Tagging has been a buzz word in the information science field in recent years and the majority of research on tagging has emphasized its advantages and potentials. However, few pointed out that significant overlapping exists between tagging and other existing metadata fields such as title and description, which makes tagging lose its effectiveness. In this study, with a sample of 337 videos from, the significant overlaps are identified to demonstrate the ineffectiveness of tagging.

The initial data shows that about 46% of the words from the titles are found in the tags literally and about 25% of the words from the tags are found in the titles literally. Similarly, about 52% of the words from the titles are found in the descriptions and about 27% of the words from the tags are found in the descriptions. It should be noted that the counting is strictly word-by-word counting without any consideration of variations such as articles (a, an, and the), apostrophes, plurals (-s or -es, for example) and tenses (-ed, for example).
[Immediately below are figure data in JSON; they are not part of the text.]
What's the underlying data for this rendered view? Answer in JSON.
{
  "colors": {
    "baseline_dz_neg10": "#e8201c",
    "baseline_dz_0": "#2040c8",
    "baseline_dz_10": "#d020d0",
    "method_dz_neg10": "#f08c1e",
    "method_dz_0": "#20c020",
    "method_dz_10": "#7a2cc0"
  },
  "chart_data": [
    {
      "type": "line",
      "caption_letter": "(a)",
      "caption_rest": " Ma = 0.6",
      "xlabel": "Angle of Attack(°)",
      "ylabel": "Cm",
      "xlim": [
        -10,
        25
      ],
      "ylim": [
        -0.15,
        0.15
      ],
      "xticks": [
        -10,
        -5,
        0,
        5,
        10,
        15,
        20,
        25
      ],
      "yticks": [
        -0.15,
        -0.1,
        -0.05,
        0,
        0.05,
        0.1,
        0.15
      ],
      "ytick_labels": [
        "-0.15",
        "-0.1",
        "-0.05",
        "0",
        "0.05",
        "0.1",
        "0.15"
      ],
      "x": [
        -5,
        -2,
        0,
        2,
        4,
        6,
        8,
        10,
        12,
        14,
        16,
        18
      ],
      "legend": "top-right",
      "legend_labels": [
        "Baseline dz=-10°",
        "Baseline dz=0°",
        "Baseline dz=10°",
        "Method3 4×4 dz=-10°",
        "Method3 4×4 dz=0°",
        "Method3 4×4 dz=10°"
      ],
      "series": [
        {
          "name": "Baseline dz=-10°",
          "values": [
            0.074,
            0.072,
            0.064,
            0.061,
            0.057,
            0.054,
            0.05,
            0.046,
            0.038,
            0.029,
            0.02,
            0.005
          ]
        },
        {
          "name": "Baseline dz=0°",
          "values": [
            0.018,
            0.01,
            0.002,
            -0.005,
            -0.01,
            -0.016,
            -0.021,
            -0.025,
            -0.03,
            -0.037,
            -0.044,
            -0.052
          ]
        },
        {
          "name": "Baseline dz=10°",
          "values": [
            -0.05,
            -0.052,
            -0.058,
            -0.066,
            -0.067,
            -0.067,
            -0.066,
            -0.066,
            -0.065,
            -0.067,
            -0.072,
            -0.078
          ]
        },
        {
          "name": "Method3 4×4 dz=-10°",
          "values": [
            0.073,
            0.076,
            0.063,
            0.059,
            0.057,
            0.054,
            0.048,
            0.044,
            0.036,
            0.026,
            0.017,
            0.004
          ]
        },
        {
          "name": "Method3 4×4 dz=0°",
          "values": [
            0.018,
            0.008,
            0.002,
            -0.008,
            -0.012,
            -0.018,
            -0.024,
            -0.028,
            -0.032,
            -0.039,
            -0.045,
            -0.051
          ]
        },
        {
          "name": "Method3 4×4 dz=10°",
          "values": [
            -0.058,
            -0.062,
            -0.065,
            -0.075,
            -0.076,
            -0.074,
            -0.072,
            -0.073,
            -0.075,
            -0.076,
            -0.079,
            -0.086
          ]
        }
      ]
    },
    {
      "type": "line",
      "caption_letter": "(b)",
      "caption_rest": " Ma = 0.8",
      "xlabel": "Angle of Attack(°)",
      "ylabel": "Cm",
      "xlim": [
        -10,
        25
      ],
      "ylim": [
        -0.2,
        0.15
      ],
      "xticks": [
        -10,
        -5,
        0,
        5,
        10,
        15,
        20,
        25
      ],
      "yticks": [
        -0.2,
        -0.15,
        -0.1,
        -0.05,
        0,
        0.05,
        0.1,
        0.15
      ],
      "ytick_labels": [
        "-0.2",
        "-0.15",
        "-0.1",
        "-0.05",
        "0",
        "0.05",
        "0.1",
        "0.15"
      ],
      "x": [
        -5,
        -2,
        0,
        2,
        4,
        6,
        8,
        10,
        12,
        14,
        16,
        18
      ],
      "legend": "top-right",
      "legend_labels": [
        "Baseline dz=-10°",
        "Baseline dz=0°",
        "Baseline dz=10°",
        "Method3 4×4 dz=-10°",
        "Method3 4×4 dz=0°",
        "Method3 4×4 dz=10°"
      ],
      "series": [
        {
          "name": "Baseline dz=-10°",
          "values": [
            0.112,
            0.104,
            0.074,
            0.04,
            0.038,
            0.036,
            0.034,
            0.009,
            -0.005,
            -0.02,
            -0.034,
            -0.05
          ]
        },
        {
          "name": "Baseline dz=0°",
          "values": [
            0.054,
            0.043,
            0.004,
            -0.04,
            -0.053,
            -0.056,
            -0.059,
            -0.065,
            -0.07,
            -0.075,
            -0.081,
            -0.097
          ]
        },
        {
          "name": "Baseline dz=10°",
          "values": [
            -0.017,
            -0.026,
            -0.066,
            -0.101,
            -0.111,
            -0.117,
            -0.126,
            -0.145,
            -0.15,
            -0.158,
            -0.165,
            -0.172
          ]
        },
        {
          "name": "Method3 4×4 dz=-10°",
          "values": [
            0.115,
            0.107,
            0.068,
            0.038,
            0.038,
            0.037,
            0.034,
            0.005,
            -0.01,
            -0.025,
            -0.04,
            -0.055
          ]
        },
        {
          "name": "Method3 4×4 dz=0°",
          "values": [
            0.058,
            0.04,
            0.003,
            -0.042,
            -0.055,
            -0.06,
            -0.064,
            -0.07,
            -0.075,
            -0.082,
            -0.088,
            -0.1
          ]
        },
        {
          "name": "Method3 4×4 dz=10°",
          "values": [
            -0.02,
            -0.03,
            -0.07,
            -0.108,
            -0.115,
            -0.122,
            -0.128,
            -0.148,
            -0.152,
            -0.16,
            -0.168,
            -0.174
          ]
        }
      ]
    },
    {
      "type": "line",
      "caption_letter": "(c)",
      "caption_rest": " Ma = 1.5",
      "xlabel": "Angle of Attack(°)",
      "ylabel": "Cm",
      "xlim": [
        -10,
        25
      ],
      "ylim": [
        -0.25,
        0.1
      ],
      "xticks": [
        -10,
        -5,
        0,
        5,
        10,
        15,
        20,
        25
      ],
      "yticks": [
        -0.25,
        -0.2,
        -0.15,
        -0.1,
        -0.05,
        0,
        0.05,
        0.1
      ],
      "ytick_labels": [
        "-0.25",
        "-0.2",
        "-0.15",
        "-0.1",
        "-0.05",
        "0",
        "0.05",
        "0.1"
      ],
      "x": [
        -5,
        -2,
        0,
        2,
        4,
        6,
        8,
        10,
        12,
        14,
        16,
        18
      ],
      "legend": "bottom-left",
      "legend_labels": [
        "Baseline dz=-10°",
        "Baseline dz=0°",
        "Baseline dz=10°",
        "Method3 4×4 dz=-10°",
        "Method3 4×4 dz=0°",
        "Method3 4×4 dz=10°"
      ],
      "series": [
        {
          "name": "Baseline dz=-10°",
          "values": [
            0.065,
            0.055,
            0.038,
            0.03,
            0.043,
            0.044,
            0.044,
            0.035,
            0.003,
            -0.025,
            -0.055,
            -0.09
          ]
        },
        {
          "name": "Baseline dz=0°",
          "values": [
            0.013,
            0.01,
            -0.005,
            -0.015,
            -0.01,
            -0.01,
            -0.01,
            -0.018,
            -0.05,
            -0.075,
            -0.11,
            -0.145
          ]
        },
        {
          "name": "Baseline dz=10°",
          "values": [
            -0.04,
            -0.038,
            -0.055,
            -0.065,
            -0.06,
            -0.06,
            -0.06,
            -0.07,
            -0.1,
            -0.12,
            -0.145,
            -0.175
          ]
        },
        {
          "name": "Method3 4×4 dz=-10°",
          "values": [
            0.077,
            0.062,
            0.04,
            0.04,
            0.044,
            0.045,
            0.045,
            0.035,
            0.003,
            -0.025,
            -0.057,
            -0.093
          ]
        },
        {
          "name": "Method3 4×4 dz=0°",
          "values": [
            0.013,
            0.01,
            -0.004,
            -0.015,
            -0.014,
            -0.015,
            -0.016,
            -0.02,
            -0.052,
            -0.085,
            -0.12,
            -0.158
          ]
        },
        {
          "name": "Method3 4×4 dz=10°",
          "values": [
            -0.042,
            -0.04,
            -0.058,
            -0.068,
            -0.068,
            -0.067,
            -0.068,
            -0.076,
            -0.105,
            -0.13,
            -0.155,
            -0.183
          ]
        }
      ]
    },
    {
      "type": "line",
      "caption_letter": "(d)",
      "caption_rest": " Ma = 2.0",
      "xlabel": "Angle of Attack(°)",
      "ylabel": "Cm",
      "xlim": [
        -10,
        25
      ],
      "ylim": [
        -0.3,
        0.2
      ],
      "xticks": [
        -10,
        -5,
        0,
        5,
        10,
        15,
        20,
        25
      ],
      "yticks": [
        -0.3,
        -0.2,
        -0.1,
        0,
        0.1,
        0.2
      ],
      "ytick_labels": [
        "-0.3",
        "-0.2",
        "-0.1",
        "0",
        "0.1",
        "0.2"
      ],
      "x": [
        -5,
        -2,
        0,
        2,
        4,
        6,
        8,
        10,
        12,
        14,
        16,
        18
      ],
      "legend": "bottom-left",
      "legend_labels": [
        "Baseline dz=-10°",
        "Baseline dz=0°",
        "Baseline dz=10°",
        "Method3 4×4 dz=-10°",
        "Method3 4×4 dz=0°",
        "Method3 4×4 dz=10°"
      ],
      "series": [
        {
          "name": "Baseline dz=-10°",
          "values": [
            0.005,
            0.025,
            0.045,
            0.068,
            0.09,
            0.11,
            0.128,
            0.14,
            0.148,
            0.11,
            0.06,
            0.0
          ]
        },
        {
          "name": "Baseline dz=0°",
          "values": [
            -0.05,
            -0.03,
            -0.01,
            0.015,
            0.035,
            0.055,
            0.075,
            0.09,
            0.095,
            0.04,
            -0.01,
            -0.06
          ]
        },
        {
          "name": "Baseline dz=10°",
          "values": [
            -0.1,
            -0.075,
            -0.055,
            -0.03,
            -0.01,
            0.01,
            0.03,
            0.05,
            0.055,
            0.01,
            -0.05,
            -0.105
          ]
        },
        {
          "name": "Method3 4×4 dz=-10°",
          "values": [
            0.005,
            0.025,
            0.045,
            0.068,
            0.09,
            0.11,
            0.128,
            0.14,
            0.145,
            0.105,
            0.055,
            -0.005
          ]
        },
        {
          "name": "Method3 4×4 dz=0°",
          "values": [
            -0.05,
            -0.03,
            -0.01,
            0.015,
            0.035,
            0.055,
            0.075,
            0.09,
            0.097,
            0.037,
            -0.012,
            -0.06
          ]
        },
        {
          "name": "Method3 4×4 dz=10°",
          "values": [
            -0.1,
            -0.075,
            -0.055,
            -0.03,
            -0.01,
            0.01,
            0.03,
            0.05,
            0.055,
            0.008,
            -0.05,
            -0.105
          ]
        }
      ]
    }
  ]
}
Significant overlapping between the words used in tagging and title and between tagging and description were confirmed with the initial data analysis based on strict word-by-word comparison. It is believed that with more aggressive word counting, considering variations such as plurals and tenses, the overlapping percentage would be much higher. In further data analysis, highly refined counting will be conducted to confirm this prediction with a much larger data set.

This study reveals a significant redundancy of tagging against already established access points such as title and description with an empirical data set. Unlike the majority of current research on tagging which support tagging's potential, this study questions the effectiveness of it for theoretical and practical reasons.